# Expensive text messages



## gabsdot (11 Sep 2009)

I've received a couple of texts over the past few days with quiz questions.  They're costing me E1.65 each. 
They come from 57052
How can I get them to stop.


----------



## woodbine (11 Sep 2009)

text "stop" back to the number.


----------



## Arabella (14 Sep 2009)

I have received about four from this number in the last month. I did not reply. Was I charged for these unwanted texts? I've never subscribed to any of these numbers. Do they pick numbers at random?
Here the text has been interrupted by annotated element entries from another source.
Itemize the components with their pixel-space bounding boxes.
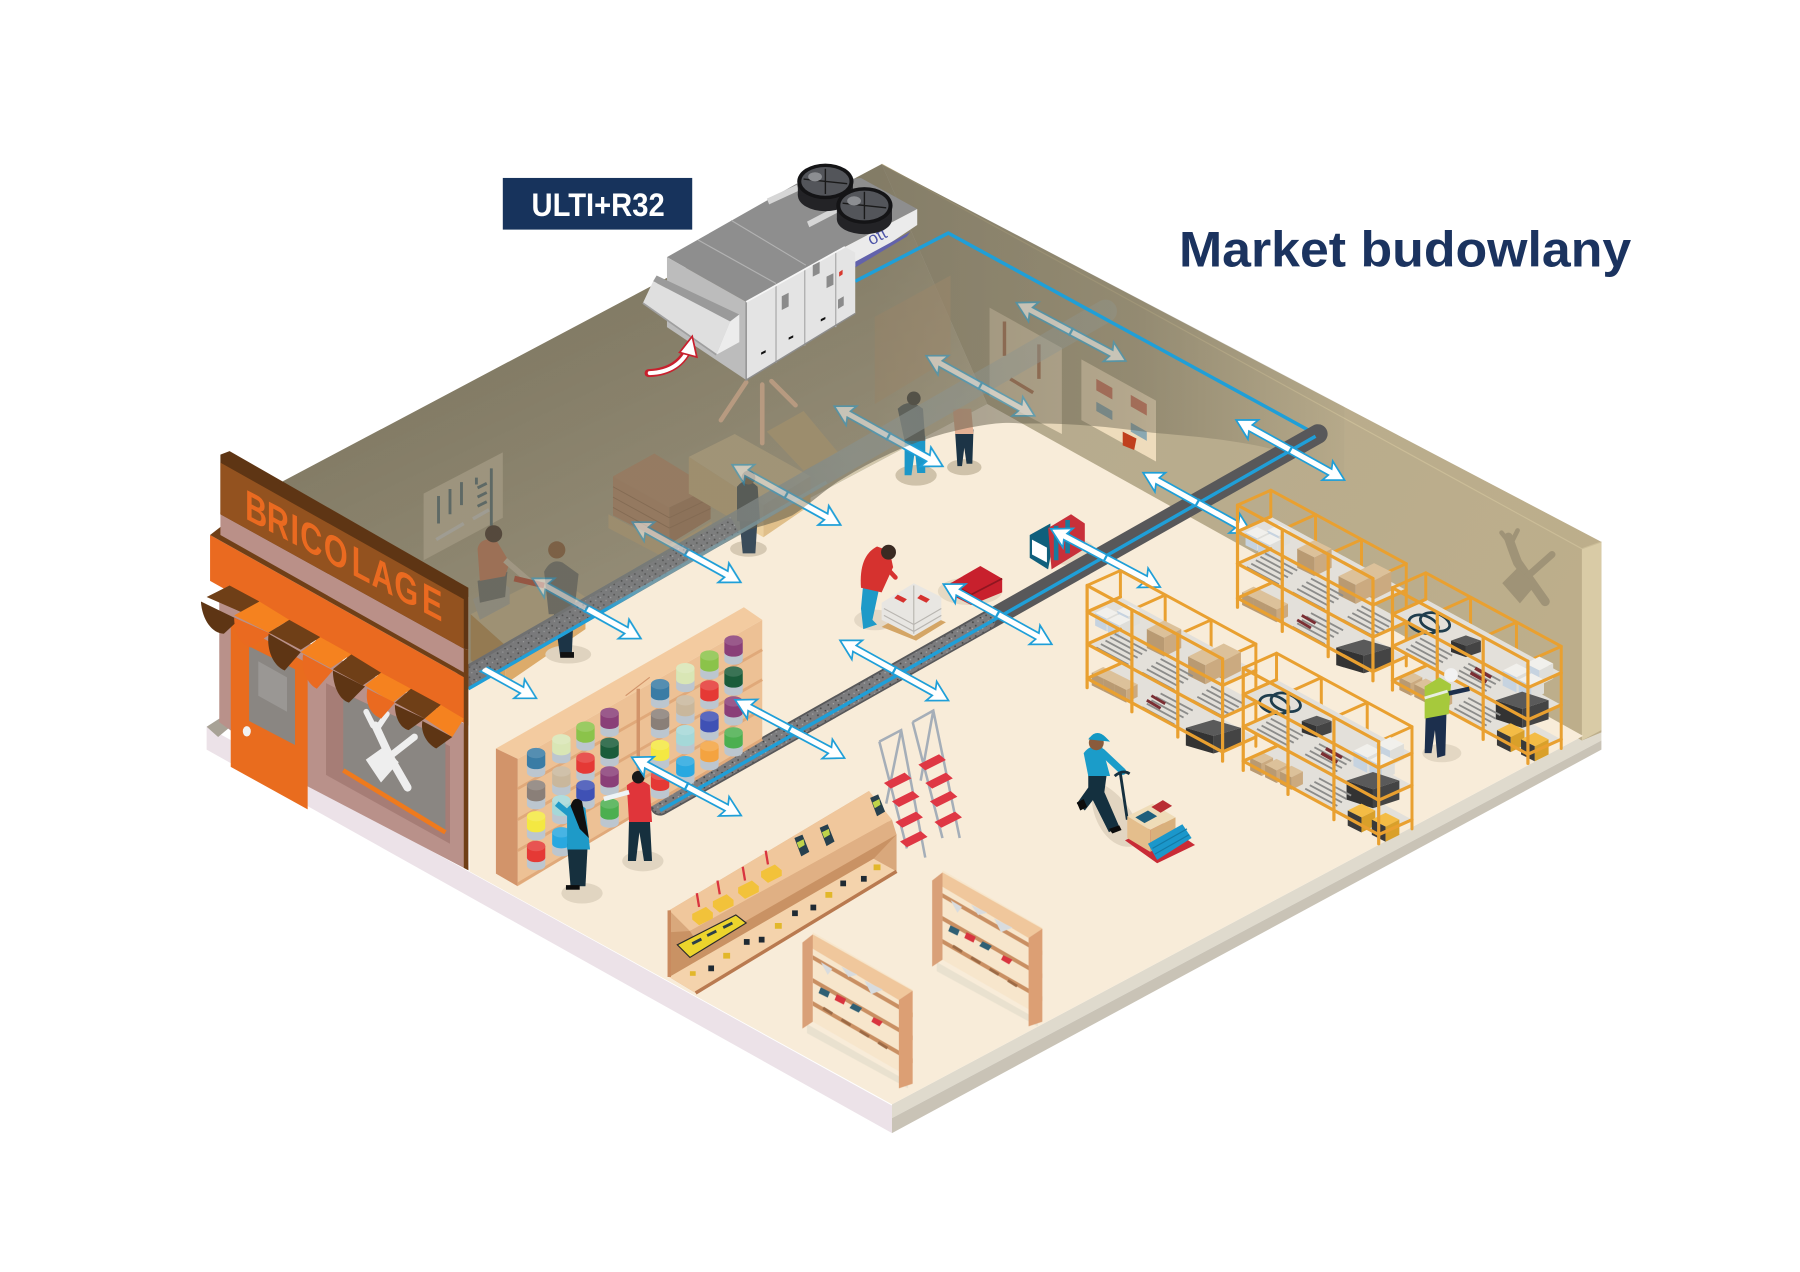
display gondola — [669, 791, 897, 993]
ladders — [879, 711, 962, 858]
sign board — [220, 451, 468, 650]
floor slab — [207, 727, 1601, 1133]
low tool shelf left — [802, 932, 913, 1088]
drills — [794, 794, 885, 856]
blue return line at the ceiling — [855, 233, 1316, 434]
icon: wrench and spatula on the right wall — [1502, 530, 1552, 602]
orange fascia — [210, 535, 468, 726]
front panels — [746, 247, 855, 380]
pink band — [220, 512, 468, 675]
pegboards on the walls — [424, 276, 1156, 560]
person: worker with pallet jack — [1077, 733, 1195, 863]
pallet load — [1125, 800, 1195, 863]
condenser fan 1 — [797, 164, 854, 211]
rack near wall — [1392, 573, 1561, 763]
timber stacks — [689, 411, 838, 537]
person: woman in blue top — [557, 799, 603, 903]
title: Market budowlany — [1179, 220, 1631, 277]
rollers — [692, 851, 782, 925]
rack front — [1243, 653, 1412, 844]
front air duct — [660, 434, 1318, 810]
storefront — [201, 451, 468, 870]
jerrycans — [1030, 514, 1095, 569]
rack near duct — [1087, 571, 1256, 761]
red tool box — [938, 566, 1002, 605]
right back wall — [882, 164, 1601, 740]
low tool shelf right — [932, 870, 1042, 1026]
left back wall — [281, 164, 987, 680]
person: warehouse worker in back — [730, 471, 767, 557]
facade — [219, 597, 468, 870]
person: worker in hi-vis vest — [1422, 668, 1469, 762]
unit logo: ott — [864, 222, 890, 249]
supply arrows along the front duct — [627, 410, 1350, 825]
support legs — [721, 381, 796, 443]
person: staff in red vest — [604, 771, 664, 871]
back air duct — [468, 311, 1105, 689]
illustration: isometric building supplies market — [201, 164, 1631, 1133]
window — [326, 683, 450, 844]
air handling unit ULTI+R32 — [643, 164, 917, 443]
ULTI+R32 label — [503, 178, 692, 230]
floor — [470, 404, 1583, 1104]
hood — [653, 276, 739, 321]
left face — [667, 257, 746, 380]
base step — [207, 719, 232, 737]
person: customer at the counter — [514, 541, 591, 664]
ULTI+R32 label: ULTI+R32 — [532, 187, 665, 223]
person: red shirt staff inspecting bags — [854, 545, 896, 630]
orange storage racks, back row — [1238, 490, 1406, 681]
supply arrows along the back duct, faded zone — [527, 293, 1131, 648]
person: cashier — [478, 525, 530, 603]
supply arrows along the back duct, bright zone — [478, 444, 944, 700]
person: back worker in blue trousers — [895, 391, 937, 486]
paint shelves — [496, 607, 762, 886]
spirit level — [677, 915, 746, 957]
paint cans — [527, 635, 743, 870]
arrow: air intake — [649, 336, 697, 373]
door — [231, 620, 308, 809]
stacked bags on pallet — [882, 583, 946, 641]
icon: crossed wrench and spatula — [366, 712, 414, 788]
side strip with logo — [845, 209, 917, 267]
condenser fan 2 — [836, 187, 893, 234]
sales counter — [471, 574, 585, 684]
person: back worker dark trousers — [947, 409, 982, 475]
sign text: BRICOLAGE — [245, 481, 442, 632]
awning — [201, 585, 464, 749]
unit top deck — [667, 178, 917, 302]
shadow overlay: conditioned zone boundary — [281, 164, 1344, 677]
store right edge — [464, 649, 468, 870]
brick pallet — [608, 453, 712, 560]
tape measures and tools — [690, 864, 880, 976]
If so, and you as the recipient have to pay, surely this is illegal.


----------



## Celtwytch (15 Sep 2009)

Are you sure you haven't unwittingly subscribed?  For instance, have you entered any competitions via text message recently?  I have noticed on some competitions that you are signing up to a subscription - but this information is given in very small print.

Unfortunately, you probably have been charged for the messages you have received.  Text STOP to the number immediately to avoid any more messages coming through.


----------



## allthedoyles (15 Sep 2009)

The messages are from [broken link removed]  and their phone number is 01 4888999.
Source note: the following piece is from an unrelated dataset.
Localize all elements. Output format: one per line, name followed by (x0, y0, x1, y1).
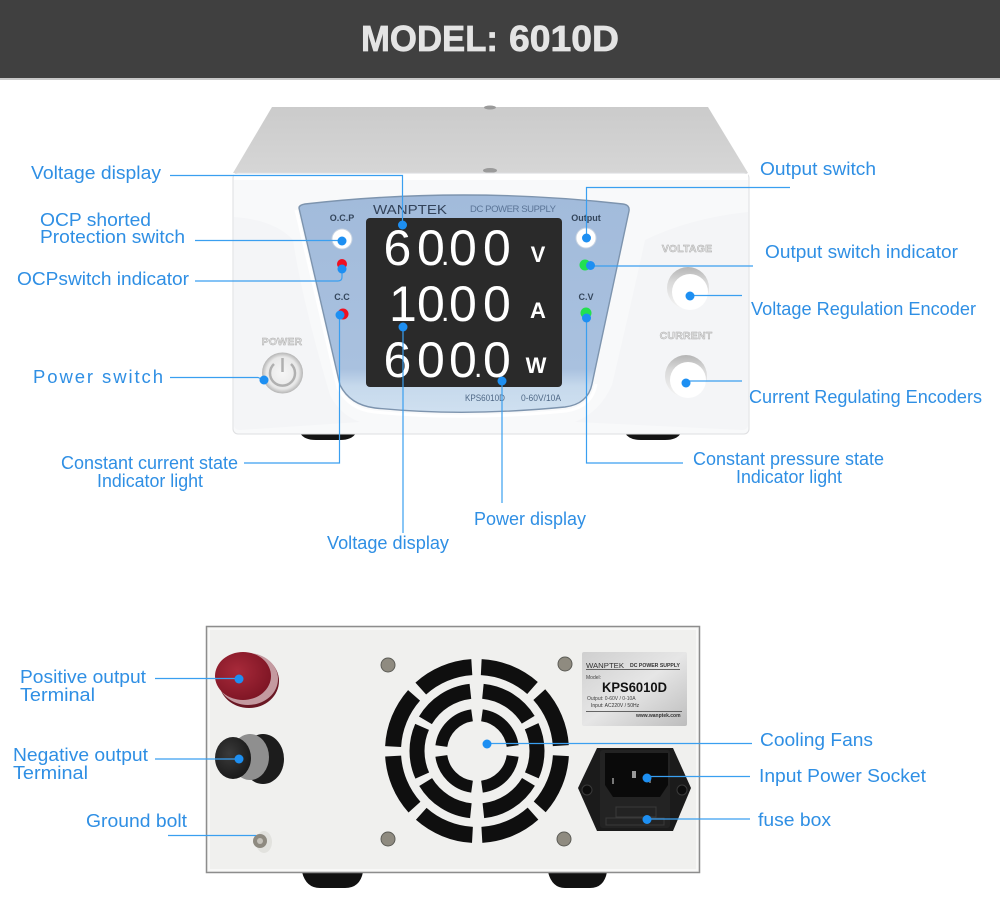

You obviously entered a competition thinking it was free. ( which it was ) , but they nabbed you and have subscribed you for future competitions .

As above - text STOP to 57052


----------



## Lorz (16 Sep 2009)

There are a couple of scams in operation.  One is where your phone operator asks if you want a free subscription to something like lotto no's, soccer updates, horoscope BUT it's only free for the first month and you have to cancel after that.  Another scam, which a previous poster has mentioned is where you can enter a competition for free but it automatically signs you up for a subscription service.  I personally think it should be made illegal.  We have  a very large tv in our living room and I always look for the small text about these free comps (ie win a car, etc) and the text is tiny - even on a 50" tv when I'm looking out for it.  Check out [broken link removed] for details of legislation governing this "service"

Text STOP to the number that is sending the texts.


----------



## MaryBe (16 Sep 2009)

What is to stop anyone from entering someone else's mobile number for these competitions.  There is no follow-up with the owner to certify that it is a valid entry!! So keep your numbers safe!!!


----------



## Arabella (3 Oct 2009)

Celtwytch said:


> Are you sure you haven't unwittingly subscribed? For instance, have you entered any competitions via text message recently? I have noticed on some competitions that you are signing up to a subscription - but this information is given in very small print.
> 
> Unfortunately, you probably have been charged for the messages you have received. Text STOP to the number immediately to avoid any more messages coming through.


Thanks Celtwytch. No more texts since taking your advice.


----------